Inhaltsstoffe testen - so testen Sie welche Kosmetika Ihre Haut nicht verträgt

Kosmetika, die die Schönheit einer Frau betonen sollen, können oftmals auch das Gegenteil bewirken. Kosmetika, die die Schönheit einer Frau betonen sollen, können oftmals auch das Gegenteil bewirken.
Viele Menschen leiden unter Allergien - die Zahl der Betroffenen steigt stetig. Besonders die Inhalts- und Duftstoffe, die in Kosmetikprodukten, wie Make-up, Lidschatten, Wimperntusche aber auch Haarfarben und diverse Cremes/Lotionen verwendet werden, lösen häufig Allergien aus.
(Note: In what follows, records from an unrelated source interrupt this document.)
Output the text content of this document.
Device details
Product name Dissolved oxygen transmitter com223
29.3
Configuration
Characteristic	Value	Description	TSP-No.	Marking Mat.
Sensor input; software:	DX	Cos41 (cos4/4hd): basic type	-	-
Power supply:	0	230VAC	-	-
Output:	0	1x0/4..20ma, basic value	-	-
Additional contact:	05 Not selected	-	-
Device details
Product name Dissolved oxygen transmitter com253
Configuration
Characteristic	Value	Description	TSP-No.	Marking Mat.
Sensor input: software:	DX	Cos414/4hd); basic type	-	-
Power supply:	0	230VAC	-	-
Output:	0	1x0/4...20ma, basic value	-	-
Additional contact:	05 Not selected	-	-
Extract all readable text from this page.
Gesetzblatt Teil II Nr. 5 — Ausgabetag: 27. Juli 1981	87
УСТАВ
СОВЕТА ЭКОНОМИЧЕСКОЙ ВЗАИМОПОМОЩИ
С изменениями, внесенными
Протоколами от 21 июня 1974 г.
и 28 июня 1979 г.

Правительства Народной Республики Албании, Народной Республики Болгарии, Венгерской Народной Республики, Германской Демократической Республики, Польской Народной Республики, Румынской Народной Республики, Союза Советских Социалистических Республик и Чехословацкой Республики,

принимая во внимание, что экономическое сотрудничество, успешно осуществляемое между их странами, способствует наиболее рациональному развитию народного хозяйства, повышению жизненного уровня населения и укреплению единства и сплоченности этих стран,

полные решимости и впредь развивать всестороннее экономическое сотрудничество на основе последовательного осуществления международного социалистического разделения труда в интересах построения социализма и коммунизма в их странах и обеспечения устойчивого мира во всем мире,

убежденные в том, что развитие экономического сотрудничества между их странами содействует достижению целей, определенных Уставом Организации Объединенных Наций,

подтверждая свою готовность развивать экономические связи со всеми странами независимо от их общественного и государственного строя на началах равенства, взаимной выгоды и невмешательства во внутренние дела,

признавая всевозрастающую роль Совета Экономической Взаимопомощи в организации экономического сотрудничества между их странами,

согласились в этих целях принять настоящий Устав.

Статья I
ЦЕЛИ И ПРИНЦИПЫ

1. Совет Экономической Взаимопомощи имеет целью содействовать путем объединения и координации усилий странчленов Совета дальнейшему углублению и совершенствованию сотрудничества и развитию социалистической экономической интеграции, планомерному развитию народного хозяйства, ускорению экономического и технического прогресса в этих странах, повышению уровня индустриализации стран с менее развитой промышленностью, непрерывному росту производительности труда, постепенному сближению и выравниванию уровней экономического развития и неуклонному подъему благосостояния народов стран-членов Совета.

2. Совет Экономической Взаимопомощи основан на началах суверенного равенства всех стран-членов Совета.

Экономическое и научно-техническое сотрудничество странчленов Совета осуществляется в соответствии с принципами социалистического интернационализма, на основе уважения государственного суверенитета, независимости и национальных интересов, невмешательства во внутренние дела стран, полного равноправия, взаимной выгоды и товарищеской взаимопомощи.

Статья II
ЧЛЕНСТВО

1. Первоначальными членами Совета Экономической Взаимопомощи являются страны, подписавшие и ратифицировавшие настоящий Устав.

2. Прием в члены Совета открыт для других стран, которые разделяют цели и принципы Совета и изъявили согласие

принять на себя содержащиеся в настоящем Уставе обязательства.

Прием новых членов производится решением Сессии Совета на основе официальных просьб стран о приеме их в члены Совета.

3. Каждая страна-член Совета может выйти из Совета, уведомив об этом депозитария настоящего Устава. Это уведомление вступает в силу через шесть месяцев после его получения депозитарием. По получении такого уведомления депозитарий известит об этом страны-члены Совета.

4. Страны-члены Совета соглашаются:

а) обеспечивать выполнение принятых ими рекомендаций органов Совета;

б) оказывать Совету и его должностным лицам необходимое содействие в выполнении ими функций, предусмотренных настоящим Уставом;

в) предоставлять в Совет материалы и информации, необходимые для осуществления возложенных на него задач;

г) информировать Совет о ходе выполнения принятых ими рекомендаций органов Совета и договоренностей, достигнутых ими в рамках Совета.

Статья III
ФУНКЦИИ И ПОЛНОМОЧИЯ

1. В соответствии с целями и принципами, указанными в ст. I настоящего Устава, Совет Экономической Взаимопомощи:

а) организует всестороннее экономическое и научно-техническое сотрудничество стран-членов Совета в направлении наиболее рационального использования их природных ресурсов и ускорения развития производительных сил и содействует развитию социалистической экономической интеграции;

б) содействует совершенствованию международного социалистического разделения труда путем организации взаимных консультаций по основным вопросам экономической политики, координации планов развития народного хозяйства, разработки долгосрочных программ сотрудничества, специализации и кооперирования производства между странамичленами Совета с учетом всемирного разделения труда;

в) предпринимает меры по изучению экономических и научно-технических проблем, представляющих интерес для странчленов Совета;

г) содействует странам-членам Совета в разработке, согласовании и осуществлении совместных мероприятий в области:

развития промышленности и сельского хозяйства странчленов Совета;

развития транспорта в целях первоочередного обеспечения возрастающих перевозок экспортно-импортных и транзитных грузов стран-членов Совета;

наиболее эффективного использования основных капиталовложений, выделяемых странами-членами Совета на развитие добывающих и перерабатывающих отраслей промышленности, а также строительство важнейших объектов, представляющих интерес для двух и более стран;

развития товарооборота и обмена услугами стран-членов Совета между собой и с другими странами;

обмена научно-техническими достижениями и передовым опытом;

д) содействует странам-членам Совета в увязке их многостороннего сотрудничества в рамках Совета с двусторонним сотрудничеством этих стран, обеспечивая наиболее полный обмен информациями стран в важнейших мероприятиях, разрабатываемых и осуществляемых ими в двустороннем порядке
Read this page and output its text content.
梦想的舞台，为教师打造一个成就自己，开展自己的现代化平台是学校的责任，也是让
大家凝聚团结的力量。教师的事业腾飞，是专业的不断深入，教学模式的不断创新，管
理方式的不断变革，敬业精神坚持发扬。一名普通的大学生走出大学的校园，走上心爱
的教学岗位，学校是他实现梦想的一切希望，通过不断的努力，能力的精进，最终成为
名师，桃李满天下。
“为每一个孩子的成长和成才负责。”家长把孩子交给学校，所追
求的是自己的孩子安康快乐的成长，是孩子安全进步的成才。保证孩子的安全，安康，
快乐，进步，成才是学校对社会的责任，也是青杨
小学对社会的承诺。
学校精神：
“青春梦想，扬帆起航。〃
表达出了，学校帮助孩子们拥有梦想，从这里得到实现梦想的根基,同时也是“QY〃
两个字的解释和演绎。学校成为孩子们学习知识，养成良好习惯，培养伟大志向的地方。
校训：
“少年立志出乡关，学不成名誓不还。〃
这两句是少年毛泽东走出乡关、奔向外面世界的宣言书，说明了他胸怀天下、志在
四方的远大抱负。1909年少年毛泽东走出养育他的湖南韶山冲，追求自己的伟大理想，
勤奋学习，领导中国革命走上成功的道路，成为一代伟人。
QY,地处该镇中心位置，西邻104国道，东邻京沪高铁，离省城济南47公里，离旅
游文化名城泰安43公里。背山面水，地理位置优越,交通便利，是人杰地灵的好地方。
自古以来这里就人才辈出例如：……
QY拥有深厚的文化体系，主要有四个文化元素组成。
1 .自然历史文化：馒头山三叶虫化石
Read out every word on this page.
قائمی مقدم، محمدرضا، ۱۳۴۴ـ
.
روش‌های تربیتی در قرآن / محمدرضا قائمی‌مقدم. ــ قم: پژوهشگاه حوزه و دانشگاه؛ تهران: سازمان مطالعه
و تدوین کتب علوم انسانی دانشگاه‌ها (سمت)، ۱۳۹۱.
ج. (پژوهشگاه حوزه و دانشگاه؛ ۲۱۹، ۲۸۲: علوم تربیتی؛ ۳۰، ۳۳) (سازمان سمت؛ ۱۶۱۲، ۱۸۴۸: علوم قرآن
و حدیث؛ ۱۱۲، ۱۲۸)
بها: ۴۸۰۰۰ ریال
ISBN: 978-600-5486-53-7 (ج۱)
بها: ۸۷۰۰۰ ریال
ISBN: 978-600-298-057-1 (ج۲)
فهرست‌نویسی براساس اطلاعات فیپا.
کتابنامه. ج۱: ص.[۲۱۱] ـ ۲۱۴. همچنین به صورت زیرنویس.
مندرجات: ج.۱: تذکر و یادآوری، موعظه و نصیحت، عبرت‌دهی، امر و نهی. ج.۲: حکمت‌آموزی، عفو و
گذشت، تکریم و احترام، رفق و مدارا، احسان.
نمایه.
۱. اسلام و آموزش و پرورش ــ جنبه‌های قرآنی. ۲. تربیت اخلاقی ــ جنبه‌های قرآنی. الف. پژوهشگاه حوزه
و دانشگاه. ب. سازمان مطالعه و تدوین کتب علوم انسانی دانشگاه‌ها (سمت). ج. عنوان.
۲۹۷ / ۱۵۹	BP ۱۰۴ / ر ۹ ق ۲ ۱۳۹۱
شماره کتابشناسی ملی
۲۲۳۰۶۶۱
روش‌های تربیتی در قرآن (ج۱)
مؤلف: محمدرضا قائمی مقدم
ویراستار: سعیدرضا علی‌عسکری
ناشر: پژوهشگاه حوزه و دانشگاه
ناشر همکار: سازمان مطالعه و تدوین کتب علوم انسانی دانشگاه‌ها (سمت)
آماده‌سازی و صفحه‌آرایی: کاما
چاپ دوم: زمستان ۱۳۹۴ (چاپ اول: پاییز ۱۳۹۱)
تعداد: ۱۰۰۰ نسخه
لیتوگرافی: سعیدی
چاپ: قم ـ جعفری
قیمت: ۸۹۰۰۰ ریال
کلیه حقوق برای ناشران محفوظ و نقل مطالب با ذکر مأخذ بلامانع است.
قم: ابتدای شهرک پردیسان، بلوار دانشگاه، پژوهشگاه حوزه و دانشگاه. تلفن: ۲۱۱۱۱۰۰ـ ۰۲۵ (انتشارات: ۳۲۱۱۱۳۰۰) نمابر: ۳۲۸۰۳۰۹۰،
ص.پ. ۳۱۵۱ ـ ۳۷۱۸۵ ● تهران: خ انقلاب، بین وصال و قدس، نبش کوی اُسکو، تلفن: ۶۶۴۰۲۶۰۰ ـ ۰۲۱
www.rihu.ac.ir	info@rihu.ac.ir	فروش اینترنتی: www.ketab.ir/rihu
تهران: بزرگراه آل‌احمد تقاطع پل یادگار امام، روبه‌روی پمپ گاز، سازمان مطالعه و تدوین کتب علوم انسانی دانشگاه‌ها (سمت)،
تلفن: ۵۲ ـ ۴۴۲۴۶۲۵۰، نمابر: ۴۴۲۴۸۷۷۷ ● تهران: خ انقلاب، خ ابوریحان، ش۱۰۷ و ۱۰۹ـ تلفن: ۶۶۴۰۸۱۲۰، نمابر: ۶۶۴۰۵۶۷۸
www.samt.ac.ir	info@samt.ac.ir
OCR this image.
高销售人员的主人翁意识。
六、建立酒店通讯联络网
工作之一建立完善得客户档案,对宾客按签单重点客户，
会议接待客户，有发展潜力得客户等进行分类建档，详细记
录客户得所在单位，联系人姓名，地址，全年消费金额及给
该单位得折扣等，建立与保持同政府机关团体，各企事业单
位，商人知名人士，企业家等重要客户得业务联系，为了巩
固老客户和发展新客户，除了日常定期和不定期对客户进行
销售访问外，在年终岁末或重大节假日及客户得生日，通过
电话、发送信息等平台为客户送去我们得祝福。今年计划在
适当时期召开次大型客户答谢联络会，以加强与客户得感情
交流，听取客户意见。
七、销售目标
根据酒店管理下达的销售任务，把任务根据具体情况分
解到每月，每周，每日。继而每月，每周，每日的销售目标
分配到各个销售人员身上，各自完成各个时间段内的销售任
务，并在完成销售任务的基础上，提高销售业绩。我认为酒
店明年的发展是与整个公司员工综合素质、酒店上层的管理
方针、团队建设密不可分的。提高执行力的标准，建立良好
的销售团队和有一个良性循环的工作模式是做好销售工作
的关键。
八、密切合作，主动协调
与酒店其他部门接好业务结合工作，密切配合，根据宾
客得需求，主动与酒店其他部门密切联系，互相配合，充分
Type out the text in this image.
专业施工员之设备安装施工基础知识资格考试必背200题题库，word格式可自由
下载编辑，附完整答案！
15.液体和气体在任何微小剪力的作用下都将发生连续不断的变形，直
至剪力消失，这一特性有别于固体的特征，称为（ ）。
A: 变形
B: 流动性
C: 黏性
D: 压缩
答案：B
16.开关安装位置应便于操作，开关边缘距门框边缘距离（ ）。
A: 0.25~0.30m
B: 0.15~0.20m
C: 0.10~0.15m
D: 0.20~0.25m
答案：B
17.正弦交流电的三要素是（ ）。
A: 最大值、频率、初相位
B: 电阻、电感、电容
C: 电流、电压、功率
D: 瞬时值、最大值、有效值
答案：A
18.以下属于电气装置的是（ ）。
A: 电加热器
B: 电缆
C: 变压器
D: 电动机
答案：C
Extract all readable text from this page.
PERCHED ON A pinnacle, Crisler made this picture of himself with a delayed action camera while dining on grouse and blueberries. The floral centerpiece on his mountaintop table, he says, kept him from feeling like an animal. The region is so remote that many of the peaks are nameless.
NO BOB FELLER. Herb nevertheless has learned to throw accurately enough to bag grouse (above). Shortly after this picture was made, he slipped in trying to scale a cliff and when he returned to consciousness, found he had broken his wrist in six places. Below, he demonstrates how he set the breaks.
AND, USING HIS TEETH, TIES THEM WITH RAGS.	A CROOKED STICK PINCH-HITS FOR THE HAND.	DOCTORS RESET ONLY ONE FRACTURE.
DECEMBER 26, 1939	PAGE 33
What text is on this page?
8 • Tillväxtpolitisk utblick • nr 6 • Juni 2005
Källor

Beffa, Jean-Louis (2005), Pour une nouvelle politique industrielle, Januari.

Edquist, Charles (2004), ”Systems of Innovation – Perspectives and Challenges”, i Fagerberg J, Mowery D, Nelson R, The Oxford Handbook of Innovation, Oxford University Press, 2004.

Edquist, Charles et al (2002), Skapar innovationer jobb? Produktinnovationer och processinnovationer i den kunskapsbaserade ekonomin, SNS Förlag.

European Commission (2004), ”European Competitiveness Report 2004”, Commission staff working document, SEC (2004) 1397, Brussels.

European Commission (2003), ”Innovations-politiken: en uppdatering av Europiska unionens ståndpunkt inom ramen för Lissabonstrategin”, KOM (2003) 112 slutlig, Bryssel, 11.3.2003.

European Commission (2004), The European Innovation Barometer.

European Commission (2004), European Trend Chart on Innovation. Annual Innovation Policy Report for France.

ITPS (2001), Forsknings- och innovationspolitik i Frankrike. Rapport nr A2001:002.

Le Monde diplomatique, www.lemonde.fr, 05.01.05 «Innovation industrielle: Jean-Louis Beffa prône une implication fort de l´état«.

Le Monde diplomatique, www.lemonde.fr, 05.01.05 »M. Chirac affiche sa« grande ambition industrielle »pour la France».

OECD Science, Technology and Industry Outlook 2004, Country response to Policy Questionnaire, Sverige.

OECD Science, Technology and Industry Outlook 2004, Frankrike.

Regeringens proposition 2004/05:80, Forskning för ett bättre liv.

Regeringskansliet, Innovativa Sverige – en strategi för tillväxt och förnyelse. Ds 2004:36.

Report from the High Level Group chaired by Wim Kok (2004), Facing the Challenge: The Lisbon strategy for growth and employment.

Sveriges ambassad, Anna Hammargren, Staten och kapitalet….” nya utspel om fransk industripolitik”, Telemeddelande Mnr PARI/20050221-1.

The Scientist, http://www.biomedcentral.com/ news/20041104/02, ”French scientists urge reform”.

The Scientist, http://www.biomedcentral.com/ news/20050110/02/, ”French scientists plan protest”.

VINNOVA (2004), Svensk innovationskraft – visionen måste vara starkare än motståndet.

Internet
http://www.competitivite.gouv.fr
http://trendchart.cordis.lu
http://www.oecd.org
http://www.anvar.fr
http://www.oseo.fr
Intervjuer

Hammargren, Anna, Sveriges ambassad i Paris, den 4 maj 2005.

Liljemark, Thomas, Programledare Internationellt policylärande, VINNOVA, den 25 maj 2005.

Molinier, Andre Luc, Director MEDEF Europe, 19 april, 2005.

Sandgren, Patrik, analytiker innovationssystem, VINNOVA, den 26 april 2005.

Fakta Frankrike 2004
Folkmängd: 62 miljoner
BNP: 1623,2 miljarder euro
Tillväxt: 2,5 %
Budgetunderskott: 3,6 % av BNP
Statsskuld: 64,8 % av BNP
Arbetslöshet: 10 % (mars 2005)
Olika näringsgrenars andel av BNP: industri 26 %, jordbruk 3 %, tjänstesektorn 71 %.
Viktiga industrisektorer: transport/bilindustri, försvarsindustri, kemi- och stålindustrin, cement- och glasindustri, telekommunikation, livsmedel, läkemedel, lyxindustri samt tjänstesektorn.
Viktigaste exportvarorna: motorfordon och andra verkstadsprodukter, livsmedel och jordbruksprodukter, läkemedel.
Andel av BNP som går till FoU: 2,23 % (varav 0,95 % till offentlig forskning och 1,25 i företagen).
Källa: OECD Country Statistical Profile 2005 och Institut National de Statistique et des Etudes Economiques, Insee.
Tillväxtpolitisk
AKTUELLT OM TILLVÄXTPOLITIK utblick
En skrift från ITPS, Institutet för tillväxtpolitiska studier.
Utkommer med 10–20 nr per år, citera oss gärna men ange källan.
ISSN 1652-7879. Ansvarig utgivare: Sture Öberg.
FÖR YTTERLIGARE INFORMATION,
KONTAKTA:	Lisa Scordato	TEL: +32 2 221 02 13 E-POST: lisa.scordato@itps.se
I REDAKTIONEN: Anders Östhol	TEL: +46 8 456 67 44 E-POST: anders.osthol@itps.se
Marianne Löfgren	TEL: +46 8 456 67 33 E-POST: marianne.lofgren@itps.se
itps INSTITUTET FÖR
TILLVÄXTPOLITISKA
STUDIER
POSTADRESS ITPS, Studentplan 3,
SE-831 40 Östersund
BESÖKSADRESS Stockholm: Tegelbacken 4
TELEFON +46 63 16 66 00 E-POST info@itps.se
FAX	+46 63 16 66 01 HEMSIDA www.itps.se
Wer dekorative Kosmetikprodukte verwendet, sollte, wenn er unsicher im Bezug auf die Verträglichkeit der Inhaltsstoffe ist, das Produkt erst einmal testen.
Gudrun Hutzler
24.08.2010 Gudrun Hutzler
Was Sie benötigen
Das schaffen Sie mit Links
  • das zu testende Kosmetikprodukt
  • Heftpflaster
  • Schere
  • Wattestäbchen oder kleine Spatel
  • Stift
  • 1 Blatt Papier (wenn Sie mehrer Produkte testen)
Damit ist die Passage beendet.